Tuesday, December 11, 2012

Pack Out


I don't know that the shock of a giant moving truck rumbling up to your front gate, or ten large men piling out and dispersing throughout your house with the same authority as an inconspicuous drop of food coloring turns a cup of water pink, ever gets easier. 


The initial shock wore off quickly yesterday after we'd "desmontado" some of the spaces that held the most spiritual weight for me,  like Clementine's room, 





the boys room, 




the day bed,





and our bed,





the place where just minutes after her birth we held Sweet, 7lb Clementine,  in our arms.  The most peaceful moments in all my life many of which have happened here, in this home. 
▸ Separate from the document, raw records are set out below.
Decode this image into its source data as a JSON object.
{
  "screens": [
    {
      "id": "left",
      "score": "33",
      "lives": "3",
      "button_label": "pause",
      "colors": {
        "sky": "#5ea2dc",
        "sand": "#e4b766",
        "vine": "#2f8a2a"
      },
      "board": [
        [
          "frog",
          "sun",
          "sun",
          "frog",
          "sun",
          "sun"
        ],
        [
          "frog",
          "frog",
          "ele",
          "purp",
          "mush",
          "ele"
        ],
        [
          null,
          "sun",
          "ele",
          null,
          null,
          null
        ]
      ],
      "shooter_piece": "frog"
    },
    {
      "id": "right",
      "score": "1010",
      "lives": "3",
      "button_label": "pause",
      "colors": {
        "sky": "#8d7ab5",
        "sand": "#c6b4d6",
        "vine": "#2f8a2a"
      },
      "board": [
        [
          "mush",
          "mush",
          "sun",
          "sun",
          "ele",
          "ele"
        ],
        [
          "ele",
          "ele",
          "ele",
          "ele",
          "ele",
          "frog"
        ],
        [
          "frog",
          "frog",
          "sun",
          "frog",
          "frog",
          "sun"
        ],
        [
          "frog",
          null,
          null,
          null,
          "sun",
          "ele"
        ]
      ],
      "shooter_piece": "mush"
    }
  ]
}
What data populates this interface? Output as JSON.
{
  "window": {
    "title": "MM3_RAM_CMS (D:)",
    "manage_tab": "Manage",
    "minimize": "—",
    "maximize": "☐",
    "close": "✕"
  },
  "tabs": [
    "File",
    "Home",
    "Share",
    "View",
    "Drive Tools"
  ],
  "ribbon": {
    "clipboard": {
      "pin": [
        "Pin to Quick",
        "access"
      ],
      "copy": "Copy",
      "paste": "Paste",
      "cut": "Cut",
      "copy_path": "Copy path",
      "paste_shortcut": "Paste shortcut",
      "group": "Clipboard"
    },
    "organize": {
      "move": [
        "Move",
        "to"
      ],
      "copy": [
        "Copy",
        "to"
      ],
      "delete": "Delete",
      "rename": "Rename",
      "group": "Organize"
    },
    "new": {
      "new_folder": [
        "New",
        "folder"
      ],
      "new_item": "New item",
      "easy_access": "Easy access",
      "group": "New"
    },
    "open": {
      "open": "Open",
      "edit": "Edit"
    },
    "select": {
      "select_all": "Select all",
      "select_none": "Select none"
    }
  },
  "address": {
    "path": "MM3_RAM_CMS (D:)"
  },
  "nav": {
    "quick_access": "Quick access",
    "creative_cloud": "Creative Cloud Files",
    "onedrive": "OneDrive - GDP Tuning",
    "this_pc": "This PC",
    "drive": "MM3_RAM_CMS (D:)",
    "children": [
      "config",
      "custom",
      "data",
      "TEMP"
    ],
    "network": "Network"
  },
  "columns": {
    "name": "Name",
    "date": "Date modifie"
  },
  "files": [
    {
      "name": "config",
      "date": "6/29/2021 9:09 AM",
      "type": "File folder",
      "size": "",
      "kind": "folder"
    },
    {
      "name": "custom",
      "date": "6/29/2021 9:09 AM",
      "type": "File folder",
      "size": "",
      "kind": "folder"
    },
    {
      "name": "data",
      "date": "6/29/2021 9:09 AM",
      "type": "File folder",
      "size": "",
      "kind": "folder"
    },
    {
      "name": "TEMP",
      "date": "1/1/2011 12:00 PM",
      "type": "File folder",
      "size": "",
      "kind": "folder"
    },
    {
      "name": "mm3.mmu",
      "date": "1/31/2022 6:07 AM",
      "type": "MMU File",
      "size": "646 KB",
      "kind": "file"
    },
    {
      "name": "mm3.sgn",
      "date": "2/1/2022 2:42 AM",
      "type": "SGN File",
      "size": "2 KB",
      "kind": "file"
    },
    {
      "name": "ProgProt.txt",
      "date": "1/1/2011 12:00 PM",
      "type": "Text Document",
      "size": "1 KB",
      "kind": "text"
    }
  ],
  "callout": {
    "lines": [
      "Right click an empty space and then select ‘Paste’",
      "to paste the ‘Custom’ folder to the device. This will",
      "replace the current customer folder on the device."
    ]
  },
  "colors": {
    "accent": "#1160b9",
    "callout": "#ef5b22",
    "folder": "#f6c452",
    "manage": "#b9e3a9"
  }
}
Eventually yesterday I became numb to the gut wrenching, but all too familiar sounds of screeching tape. I watched the piles of boxes grow and box-shaped outlines of my belongings replace the home that we created here and made our very own in every way we are allowed.



Sam has proven to be the most calm entity during this move. He insisted that he skip school, to "oversee" the happenings and we quickly acquiesced knowing that it was simply what Sam needed to ease his passage out of Brazil. An important lesson for us all to choose our battles and give a little where hearts are concerned. 

He never once broke from his self-imposed job of "FINK Project Manager." He sat atop stacks of boxes surveying his crew. He intermittently made rounds about the house, giving each moving man a Brazilian thumbs up as he asked them if everything was "tudo tranquilo?" As we stepped out with the boys to a much needed respite from the insanity for lunch yesterday, he reluctantly put our Embregada, Sheyla, in charge, leaving her instructions to watch the men carefully in his absence and to please give them water if they needed it



He and Peter spent the day weighing themselves on the industrial scale in between boxes of our things, as I weighed boxes of shoes teetering on the edge of making our weight for our air shipment to DC, a very fine line between taking enough toys for the kids and enough shoes for me. A delicate balance of the life of a diplomatic mother and meeting attending shoeaholic. "Hi, my name is Elise...I've got 33 years...worth of shoes."





Once Peter stopped yelling "I don't want to go to Washington DC! I don't even like Washington DC!" A place he can't even begin to remember from his first year of life (and we had assured him that he could take his blanket) he loosened up a bit. We indulged his worries with gummy worms, wagon rides for both the boys and their blankets, in the world's tiniest radio flyer wagon and an afternoon movie in lieu of naps.








Clementine was a little out of sorts yesterday, having only known the peace and tranquility that is our home in Brazil, she was a little uncertain of the chaos unfolding. We know though, from experience (what little that we have with just one tour under our belts) that the most important aspect of moving with babies is that it doesn't matter where they are or where they sleep, as long as they feel loved and safe they are always home.


The whole Clan-Hanna was in bed by 6:45 leaving Paul and I to a quiet house, stacked with boxes, a couple of caipirinhas, cold spaghetti and hot showers.









I pray for a lot of things as another huge change unfolds in our lives: For the continued sense of peace that I feel in such a time of insanity, the understanding and sense of adventure that grows within our kids each day, for our family to draw even closer in our travels, for our stuff to not sink on a slow boat to India and for Paul and myself to remember at least enough Portuguese to know when we arrive in India a little less than a year from now that we didn't in fact pack tacos in our household effects. I hope that sweet Clementine loves the USA, but always keeps the gift of tranquility that she has experienced in the past nine months....that we all do.







In just a day and a half, just a half a day more than it took in Florida we packed up our house. It seems we've acquired a few more belongings in the past two years, but the experiences the love and the tiny person that we've acquired since our arrival in Brazil two years ago, could never fit in just five containers on the back of a truck. 


I felt strangely lighter and a little more free as that truck drove away, leaving only the most important items in my possession and an empty but totally full house that we have to run around in and ease our way out of just the way we came in, in the "ultimo" six days that follow.